Two posts in one day? Don't expect it much.



Wiggly was born eight weeks ago today. Mommyhood is still sinking in--this understanding of responsibility over another life. (insert multiple cliches). 9 pounds and 11 ounces of pure love. This little boy, this light, was brought into my life faster than I could have imagined. I don't know that we really expected him to be conceived so quickly, so easily. Bubby says almost every night, he can't believe Wiggly is here and we get to keep him, like, forever (or for the length of his childhood).

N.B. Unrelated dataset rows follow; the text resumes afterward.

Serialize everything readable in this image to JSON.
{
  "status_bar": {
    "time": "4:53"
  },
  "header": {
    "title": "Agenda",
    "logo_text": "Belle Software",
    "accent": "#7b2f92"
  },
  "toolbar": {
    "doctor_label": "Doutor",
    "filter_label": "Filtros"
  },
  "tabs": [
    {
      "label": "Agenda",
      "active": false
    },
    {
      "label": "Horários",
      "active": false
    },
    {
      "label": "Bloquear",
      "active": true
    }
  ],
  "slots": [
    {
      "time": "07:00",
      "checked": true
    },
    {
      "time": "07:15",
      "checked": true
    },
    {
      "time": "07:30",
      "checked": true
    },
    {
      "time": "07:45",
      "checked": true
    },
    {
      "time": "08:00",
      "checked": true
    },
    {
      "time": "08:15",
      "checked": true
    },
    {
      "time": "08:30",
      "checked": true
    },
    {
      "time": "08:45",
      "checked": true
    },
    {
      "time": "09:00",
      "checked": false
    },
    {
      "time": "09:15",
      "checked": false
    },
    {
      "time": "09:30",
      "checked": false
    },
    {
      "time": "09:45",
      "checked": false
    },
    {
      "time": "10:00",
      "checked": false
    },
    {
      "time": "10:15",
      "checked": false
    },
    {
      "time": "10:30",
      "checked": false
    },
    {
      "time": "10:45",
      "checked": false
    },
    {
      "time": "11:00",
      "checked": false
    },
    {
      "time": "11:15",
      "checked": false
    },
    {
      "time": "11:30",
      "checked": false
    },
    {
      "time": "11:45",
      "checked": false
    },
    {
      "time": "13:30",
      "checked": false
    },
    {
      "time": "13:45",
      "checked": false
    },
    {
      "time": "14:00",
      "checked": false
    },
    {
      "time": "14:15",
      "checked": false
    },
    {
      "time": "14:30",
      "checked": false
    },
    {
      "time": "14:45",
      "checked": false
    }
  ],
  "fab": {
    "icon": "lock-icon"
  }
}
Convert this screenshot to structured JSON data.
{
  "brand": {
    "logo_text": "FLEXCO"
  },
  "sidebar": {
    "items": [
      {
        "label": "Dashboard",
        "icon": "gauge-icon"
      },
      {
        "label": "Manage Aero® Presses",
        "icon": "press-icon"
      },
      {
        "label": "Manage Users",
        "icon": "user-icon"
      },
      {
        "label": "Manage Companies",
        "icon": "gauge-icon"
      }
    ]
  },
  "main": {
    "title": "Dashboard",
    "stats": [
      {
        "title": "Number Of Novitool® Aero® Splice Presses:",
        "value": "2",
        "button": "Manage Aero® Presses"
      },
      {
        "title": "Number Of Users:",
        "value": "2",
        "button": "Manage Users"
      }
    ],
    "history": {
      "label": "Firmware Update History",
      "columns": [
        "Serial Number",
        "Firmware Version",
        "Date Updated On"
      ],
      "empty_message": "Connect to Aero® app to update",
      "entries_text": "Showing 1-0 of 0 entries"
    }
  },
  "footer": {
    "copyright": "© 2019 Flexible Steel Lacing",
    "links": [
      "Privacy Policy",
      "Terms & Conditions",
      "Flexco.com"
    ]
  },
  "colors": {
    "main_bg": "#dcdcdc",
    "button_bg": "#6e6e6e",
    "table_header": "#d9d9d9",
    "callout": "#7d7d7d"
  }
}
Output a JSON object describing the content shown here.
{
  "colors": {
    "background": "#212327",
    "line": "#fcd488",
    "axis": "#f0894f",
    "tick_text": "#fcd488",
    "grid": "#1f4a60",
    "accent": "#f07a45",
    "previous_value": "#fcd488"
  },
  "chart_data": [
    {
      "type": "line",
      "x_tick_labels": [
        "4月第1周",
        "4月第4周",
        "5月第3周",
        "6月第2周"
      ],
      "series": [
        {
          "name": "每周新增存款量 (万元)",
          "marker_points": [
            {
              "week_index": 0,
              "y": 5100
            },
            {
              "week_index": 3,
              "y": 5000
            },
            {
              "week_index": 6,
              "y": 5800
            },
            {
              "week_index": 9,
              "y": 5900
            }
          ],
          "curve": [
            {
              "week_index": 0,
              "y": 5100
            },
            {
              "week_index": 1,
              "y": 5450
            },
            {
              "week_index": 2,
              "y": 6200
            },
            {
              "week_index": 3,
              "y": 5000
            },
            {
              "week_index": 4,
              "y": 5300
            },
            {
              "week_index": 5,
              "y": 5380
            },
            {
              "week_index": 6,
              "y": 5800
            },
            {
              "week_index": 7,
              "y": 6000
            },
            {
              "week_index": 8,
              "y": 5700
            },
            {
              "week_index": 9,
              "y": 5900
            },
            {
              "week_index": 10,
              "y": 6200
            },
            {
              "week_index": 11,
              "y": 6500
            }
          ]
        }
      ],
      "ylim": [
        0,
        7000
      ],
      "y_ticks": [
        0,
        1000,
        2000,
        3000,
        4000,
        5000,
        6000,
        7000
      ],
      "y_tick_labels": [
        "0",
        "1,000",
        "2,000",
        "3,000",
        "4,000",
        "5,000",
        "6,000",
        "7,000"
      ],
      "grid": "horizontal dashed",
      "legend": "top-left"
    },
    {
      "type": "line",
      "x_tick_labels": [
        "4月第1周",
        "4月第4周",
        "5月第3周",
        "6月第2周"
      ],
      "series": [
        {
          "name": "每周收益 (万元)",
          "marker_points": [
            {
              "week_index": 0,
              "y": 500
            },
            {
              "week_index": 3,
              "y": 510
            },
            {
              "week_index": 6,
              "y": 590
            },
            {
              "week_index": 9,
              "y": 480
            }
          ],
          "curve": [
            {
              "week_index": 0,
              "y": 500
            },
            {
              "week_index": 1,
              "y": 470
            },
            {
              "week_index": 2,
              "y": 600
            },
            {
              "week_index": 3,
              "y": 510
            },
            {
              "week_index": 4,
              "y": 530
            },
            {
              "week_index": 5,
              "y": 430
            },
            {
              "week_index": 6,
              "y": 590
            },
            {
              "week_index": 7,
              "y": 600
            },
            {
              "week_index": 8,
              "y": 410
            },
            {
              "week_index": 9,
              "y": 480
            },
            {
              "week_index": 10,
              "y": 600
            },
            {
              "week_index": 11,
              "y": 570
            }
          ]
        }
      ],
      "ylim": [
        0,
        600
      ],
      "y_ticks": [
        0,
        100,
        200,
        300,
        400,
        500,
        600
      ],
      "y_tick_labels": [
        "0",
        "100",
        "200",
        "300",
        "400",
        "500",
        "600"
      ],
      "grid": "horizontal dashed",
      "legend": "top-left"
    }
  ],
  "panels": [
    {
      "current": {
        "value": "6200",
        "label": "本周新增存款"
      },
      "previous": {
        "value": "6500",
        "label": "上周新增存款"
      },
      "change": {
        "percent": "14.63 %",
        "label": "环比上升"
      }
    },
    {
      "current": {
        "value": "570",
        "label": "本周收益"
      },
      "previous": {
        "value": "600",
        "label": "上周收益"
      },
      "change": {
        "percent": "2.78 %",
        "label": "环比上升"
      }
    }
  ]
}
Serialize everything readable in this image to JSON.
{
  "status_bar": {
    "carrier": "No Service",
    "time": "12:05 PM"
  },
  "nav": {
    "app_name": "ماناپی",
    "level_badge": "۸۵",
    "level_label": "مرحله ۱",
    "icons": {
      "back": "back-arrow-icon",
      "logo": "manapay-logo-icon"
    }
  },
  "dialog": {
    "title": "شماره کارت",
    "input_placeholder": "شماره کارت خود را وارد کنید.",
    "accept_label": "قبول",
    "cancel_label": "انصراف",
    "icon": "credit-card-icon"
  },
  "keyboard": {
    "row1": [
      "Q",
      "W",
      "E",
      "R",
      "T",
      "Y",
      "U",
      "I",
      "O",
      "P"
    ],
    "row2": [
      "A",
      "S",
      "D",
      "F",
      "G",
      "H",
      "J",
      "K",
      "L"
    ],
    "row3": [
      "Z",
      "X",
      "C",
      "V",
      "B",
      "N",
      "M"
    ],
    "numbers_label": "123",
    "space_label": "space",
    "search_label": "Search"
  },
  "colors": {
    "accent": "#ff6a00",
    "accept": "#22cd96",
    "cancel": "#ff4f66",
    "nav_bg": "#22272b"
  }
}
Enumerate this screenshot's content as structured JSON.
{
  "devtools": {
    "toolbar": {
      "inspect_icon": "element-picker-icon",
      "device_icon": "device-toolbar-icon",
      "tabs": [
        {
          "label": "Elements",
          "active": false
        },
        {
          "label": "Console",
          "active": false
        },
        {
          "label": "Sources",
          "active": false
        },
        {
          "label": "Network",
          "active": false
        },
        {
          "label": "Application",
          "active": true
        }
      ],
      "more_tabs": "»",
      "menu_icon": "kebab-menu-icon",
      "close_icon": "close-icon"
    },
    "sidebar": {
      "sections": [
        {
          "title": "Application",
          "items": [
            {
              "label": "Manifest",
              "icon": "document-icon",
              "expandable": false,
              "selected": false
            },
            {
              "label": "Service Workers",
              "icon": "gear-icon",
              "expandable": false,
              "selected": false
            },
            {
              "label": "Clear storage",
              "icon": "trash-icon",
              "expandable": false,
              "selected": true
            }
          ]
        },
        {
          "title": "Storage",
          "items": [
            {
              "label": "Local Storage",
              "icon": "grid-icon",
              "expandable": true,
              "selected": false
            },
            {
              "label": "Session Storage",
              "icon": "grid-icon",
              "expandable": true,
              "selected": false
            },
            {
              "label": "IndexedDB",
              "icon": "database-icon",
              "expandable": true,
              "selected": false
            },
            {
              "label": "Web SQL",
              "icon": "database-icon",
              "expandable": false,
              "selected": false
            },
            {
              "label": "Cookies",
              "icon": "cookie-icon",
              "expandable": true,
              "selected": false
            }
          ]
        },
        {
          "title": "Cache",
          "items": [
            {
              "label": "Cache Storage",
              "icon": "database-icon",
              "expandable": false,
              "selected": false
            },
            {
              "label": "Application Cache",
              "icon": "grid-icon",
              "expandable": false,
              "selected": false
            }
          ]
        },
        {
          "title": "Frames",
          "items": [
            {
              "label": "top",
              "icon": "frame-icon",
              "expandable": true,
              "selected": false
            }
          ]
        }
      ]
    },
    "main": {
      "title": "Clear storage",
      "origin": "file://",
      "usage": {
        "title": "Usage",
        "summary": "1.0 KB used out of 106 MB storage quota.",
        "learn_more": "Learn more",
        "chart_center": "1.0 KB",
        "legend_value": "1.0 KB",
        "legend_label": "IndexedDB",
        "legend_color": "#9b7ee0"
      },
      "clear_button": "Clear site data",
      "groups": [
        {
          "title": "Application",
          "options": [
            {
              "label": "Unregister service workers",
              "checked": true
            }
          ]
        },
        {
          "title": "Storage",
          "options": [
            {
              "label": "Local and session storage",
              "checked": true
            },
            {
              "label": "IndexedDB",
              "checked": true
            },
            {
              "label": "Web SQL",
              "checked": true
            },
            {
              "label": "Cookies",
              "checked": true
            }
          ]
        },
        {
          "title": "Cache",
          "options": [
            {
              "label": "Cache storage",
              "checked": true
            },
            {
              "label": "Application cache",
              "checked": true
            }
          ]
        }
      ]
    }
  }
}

Some may know, we changed his name at the last minute. Wiggly should have been something completely different. Sometimes I regret not using the name I had originally intended for him. For nearly 17 weeks, I walked around with my big baby belly and called him a name, and now he's living, breathing, smiling outside of me and I call him something different. Wiggly fits his name to the nth degree and we know the sentiment behind his name means the world to the family members he was named for. I, still, however, miss the other name. I fear I will never call another child that name, it's been tainted, used. Another human born from me could never carry that moniker because, in so many ways, it belongs to Wiggly. This boy who I know so intimately, from his hiccups and kicks to the rump that stayed wedged in the right side of my rib cage for three months, carries two names in my heart. I love the way the original name sounds, its seeming obscurity and opposing warm familiarity, it's softness and yet complete maleness. I miss calling him one but delight in calling him the other. I remember the look on Bubby's face when Wiggly was born and announced what he should be called. How could I argue with that?

My next boy, if I should have one, will be given another name. When someone else is pondering the use of Wiggly's original name, I find myself having a pang of regret and envy. I can't use it, but she can. Only a true name nerd would spend this much time worrying about things such as this. I think and ponder the naming of offspring far too much.

When he looks through some of the books he received from loved ones with the inscription written out to the original name, we'll have a funny story to tell him.

With the mild sadness over the loss of the original name, I'm glad we went with the one we did. I hope he understands why he has the name he does, and why it is so important. His namesakes are plentiful, some here some in Heaven. All guiding him and loving him. We hope this makes him proud.